12 février 1989, quatre heures et demie du matin. Les pompiers luttent avec acharnement contre un incendie qui vient de se déclarer dans une ferme d'un petit village de la Meuse. Il fait un froid glacial et les flammes sont gigantesques. Elles sont d'ailleurs anormalement violentes ces flammes, tout comme il est étonnant que ce ne soient pas les habitants de la ferme qui aient donné l'alerte, mais les voisins. Mais l'heure n'est pas à ce genre de réflexion. Ce qui importe, c'est d'éteindre le feu, le reste viendra après.
Ce n'est pas le bâtiment principal qui brûle, c'est la grange. Les pompiers ne sont donc pas inquiets quant aux vies humaines. Et, pourtant, quand ils maîtrisent le sinistre, après une heure d'efforts, ils découvrent dans le bâtiment un homme à moitié calciné sur un lit de fer.
Ce n'est pas tout. Dans l'écurie à côté, qui a miraculeusement échappé aux flammes, une femme gémit doucement, recroquevillée contre une botte de foin. Mais peut-on dire "une femme" ? La malheureuse n'a presque plus rien d'humain. Elle a le visage et le corps tuméfiés, une cheville cassée. Ses oreilles saignent, sa jambe n'est plus qu'une plaie. Elle ne peut ni marcher ni parler. Et elle pèse trente-cinq kilos !
Hospitalisée d'urgence, après avoir gardé le silence pendant quatre jours elle se met enfin à parler et c'est alors qu'on entre dans l'horreur.
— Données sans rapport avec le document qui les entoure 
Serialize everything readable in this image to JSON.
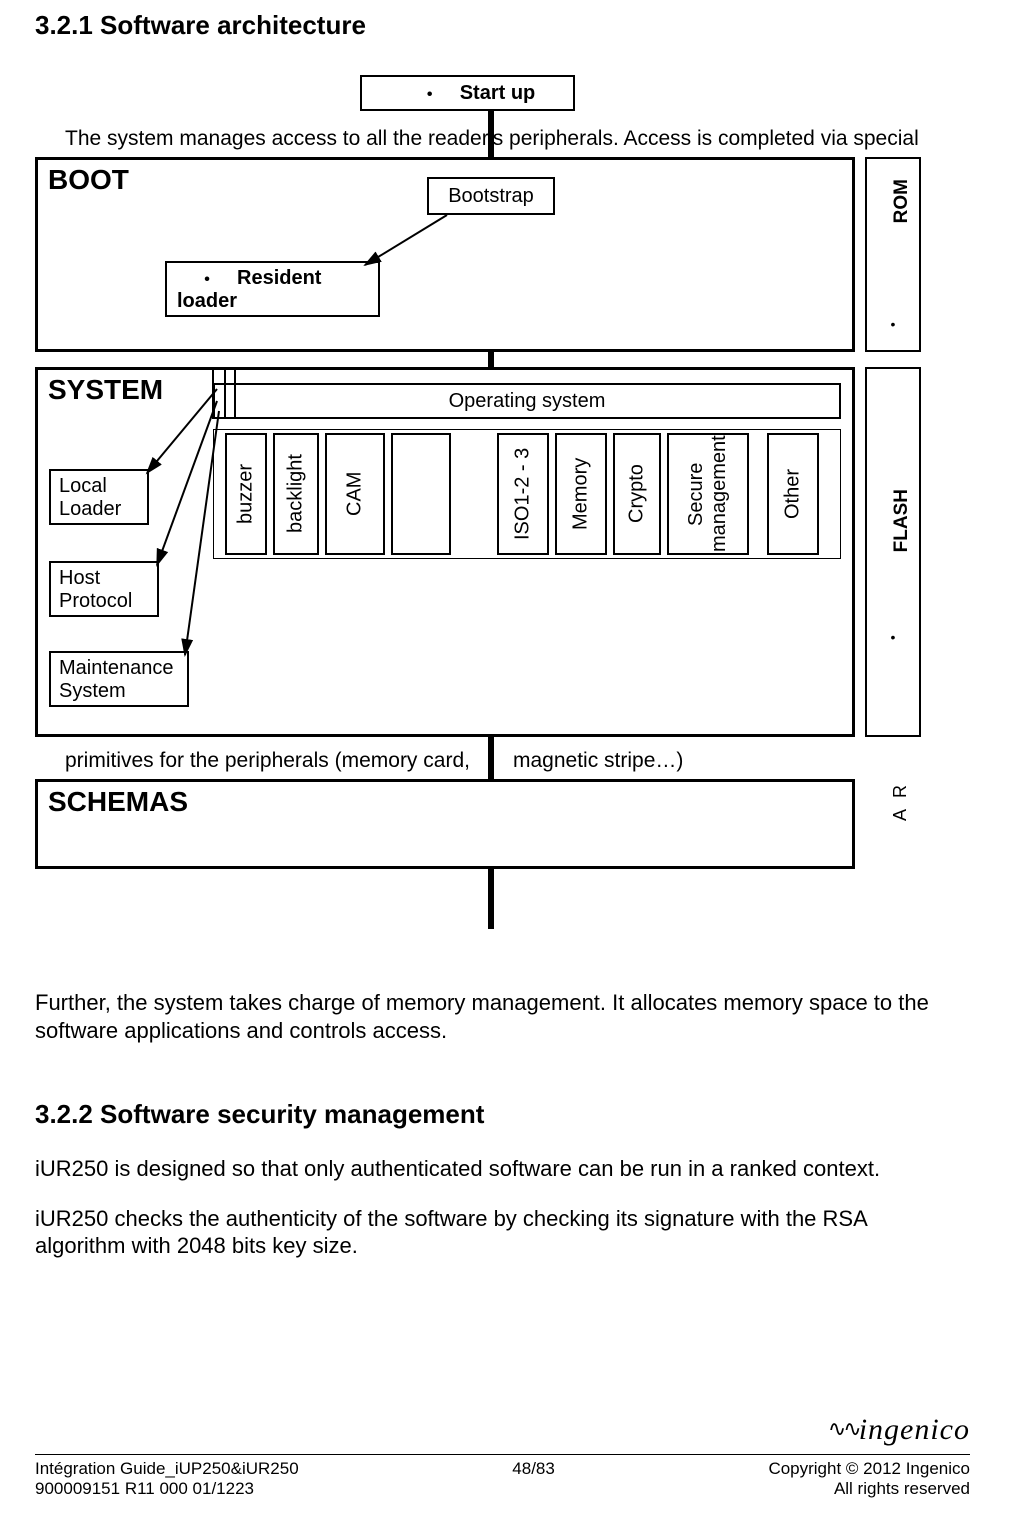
{
  "headings": {
    "section1": "3.2.1 Software architecture",
    "section2": "3.2.2 Software security management"
  },
  "diagram": {
    "startup": "Start up",
    "intro": "The system manages access to all the reader's peripherals. Access is completed via special",
    "boot_title": "BOOT",
    "bootstrap": "Bootstrap",
    "resident_loader": "Resident loader",
    "rom": "ROM",
    "system_title": "SYSTEM",
    "os": "Operating system",
    "local_loader": "Local Loader",
    "host_protocol": "Host Protocol",
    "maintenance": "Maintenance System",
    "flash": "FLASH",
    "modules": {
      "buzzer": "buzzer",
      "backlight": "backlight",
      "cam": "CAM",
      "iso": "ISO1-2 - 3",
      "memory": "Memory",
      "crypto": "Crypto",
      "secure": "Secure management",
      "other": "Other"
    },
    "primitives": "primitives for the peripherals (memory card,",
    "primitives2": "magnetic stripe…)",
    "schemas_title": "SCHEMAS",
    "ra_r": "R",
    "ra_a": "A"
  },
  "body": {
    "p1": "Further, the system takes charge of memory management. It allocates memory space to the software applications and controls access.",
    "p2": "iUR250 is designed so that only authenticated software can be run in a ranked context.",
    "p3": "iUR250 checks the authenticity of the software by checking its signature with the RSA algorithm with 2048 bits key size."
  },
  "footer": {
    "left1": "Intégration Guide_iUP250&iUR250",
    "left2": "900009151 R11 000 01/1223",
    "center": "48/83",
    "right1": "Copyright © 2012 Ingenico",
    "right2": "All rights reserved",
    "logo": "ingenico"
  }
}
Cour d'assises de Bar-le-Duc, 17 septembre 1993. Quatre ans et demi ont passé depuis le tragique incendie, qui va connaître son épilogue sur le plan judiciaire. Les habitants de la ferme : Jeanne T., soixante-huit ans, et son fils Jean-Pierre T., quarante-six ans, sont inculpés pour torture et actes de barbarie sur Georgette T., femme de Jean-Pierre, la malheureuse retrouvée dans l'écurie, et d'assassinat sur la personne de Werner W., quarante-sic ans, l'homme découvert carbonisé dans la grange. Ce dernier cas sera jugé ultérieurement dans un autre procès. Aujourd'hui et les jours qui vont suivre, il ne sera question que du martyre de Jeanne T.
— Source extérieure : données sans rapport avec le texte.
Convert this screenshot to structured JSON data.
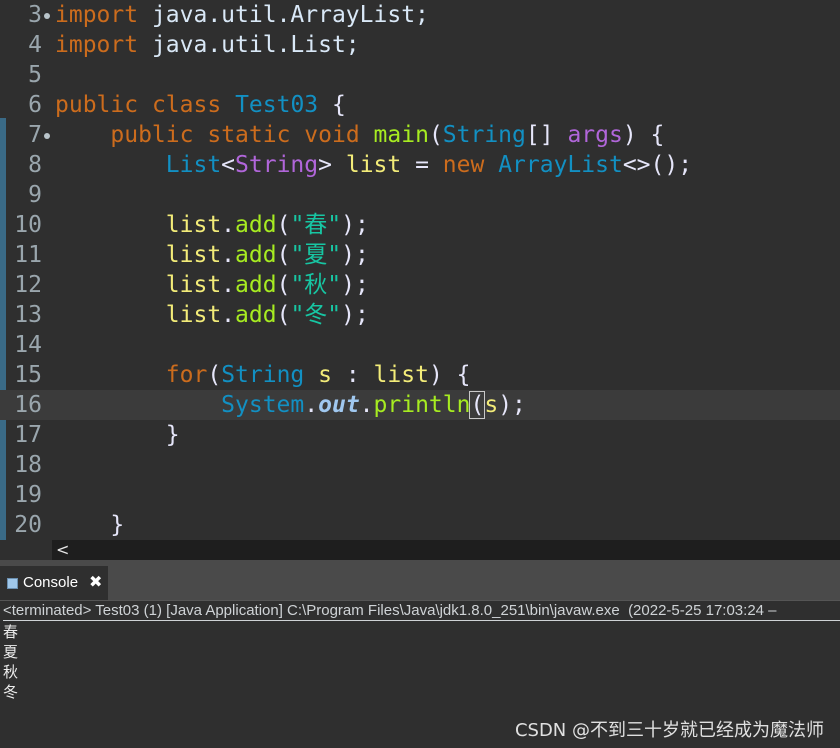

Pour comprendre les faits, il faut remonter tout de suite après la guerre.
Fille unique, Jeanne T. se destine dès l'enfance à reprendre la ferme. Elle travaille dur et arrête ses études après son certificat d'études, à treize ans. Elle ne sort jamais, ne va jamais au bal. Son père meurt en 1945. Sa mère demande alors qu'un prisonnier allemand - ils sont nombreux, alors, dans l'est de la France - l'aide à la ferme.
Les autorités accèdent à sa requête et Léopold W., trente-neuf ans, vient de rejoindre les deux femmes. Jeanne n'a alors que vingt et un ans, mais ni la différence d'âge ni la nationalité de Léopold ne lui posent de problème. Ils ont une liaison et elle ne tarde pas à se retrouver enceinte. Ce n'est que quelques jours avant qu'elle n'accouche que Léopold lui avoue ce qu'il lui avait caché jusque-là : il est marié en Allemagne et il a quatre enfants.
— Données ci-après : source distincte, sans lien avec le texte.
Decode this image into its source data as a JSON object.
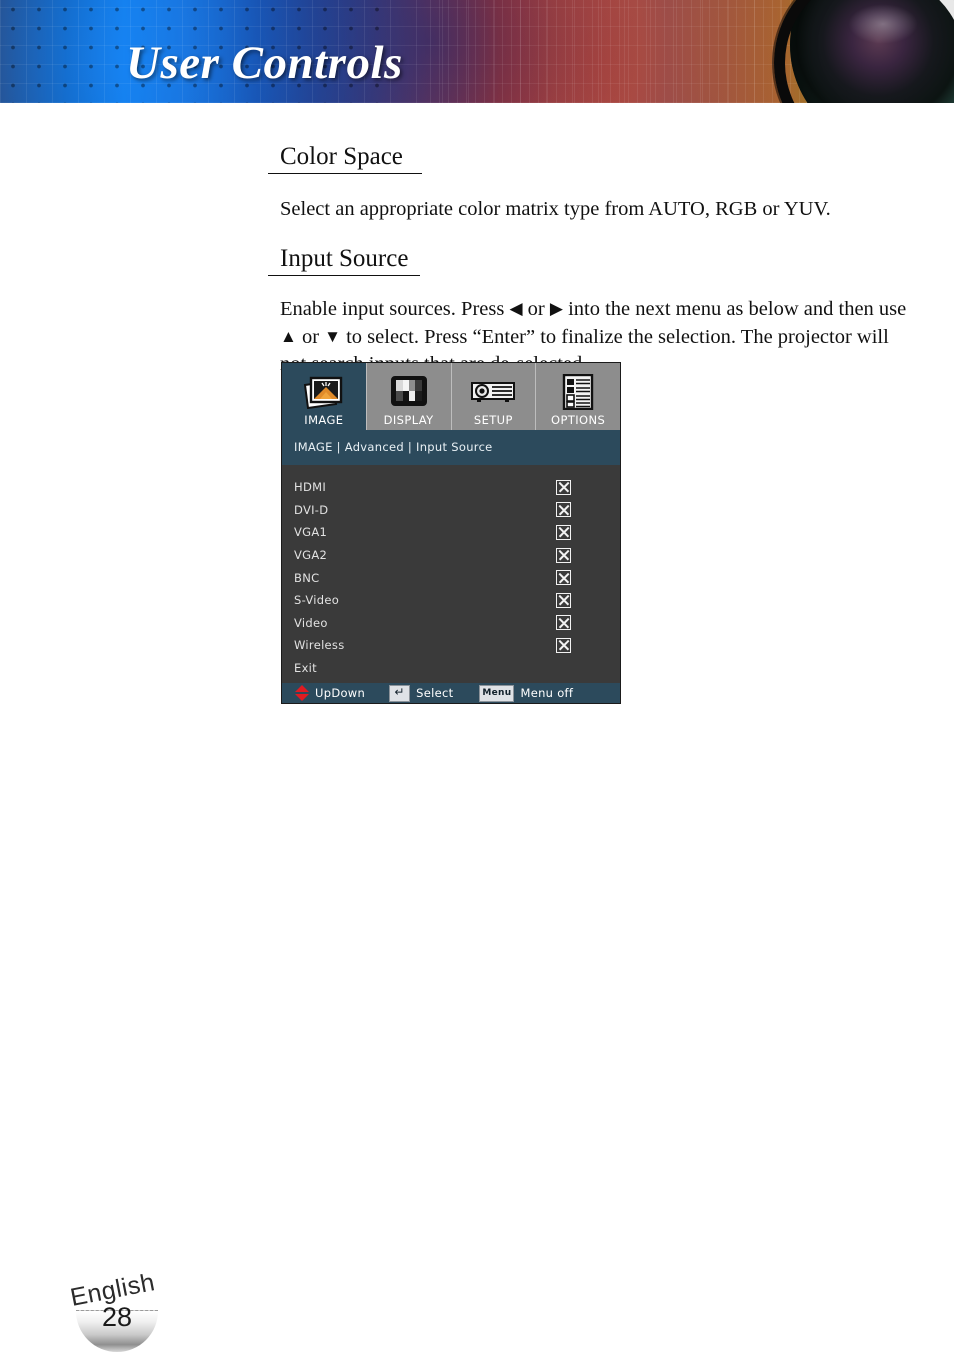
{
  "header": {
    "title": "User Controls",
    "lens_icon": "camera-lens-icon"
  },
  "sections": [
    {
      "heading": "Color Space",
      "body": "Select an appropriate color matrix type from AUTO, RGB or YUV."
    },
    {
      "heading": "Input Source",
      "body_line1_a": "Enable input sources. Press",
      "body_line1_arrow_left": "◀",
      "body_line1_b": "or",
      "body_line1_arrow_right": "▶",
      "body_line1_c": "into the next menu as below and",
      "body_line2_a": "then use",
      "body_line2_arrow_up": "▲",
      "body_line2_b": "or",
      "body_line2_arrow_down": "▼",
      "body_line2_c": "to select. Press “Enter” to finalize the selection.",
      "body_line3": "The projector will not search inputs that are de-selected."
    }
  ],
  "osd": {
    "tabs": [
      {
        "label": "IMAGE",
        "icon": "image-icon",
        "active": true
      },
      {
        "label": "DISPLAY",
        "icon": "display-icon",
        "active": false
      },
      {
        "label": "SETUP",
        "icon": "projector-icon",
        "active": false
      },
      {
        "label": "OPTIONS",
        "icon": "options-list-icon",
        "active": false
      }
    ],
    "breadcrumb": "IMAGE | Advanced | Input Source",
    "rows": [
      {
        "label": "HDMI",
        "checked": true
      },
      {
        "label": "DVI-D",
        "checked": true
      },
      {
        "label": "VGA1",
        "checked": true
      },
      {
        "label": "VGA2",
        "checked": true
      },
      {
        "label": "BNC",
        "checked": true
      },
      {
        "label": "S-Video",
        "checked": true
      },
      {
        "label": "Video",
        "checked": true
      },
      {
        "label": "Wireless",
        "checked": true
      },
      {
        "label": "Exit",
        "checked": false
      }
    ],
    "statusbar": {
      "updown_label": "UpDown",
      "updown_icon": "up-down-arrows-icon",
      "select_label": "Select",
      "select_icon": "enter-key-icon",
      "menuoff_label": "Menu off",
      "menuoff_icon": "menu-key-icon",
      "menuoff_icon_text": "Menu",
      "enter_glyph": "↵"
    },
    "colors": {
      "active_tab": "#2c4a5c",
      "inactive_tab": "#8d8d8d",
      "body": "#3a3a3a",
      "accent_red": "#e01b22"
    }
  },
  "footer": {
    "language": "English",
    "page_number": "28"
  }
}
Jeanne, qui n'a guère le choix, accepte la situation. Elle donne le jour à Jean-Pierre en 1947. Son temps de prisonnier terminé, Léopold W. reste à la ferme et fait même venir ses quatre enfants d'Allemagne. La période n'est certainement pas facile pour Jeanne T. L'ancien prisonnier est une brute épaisse, qui la roue de coups. De plus, elle est traitée comme une pestiférée par tout le village, qui lui reproche d'"être avec un Boche."
En 1967, tout change avec la mort accidentelle de Léopold. Trois de ses enfants retournent en Allemagne, sauf le dernier, Werner, qui, par malheur pour lui, choisit de rester. Il est aussitôt traité comme un chien par Jeanne, qui se venge sur lui des mauvais traitements que lui infligeait son père.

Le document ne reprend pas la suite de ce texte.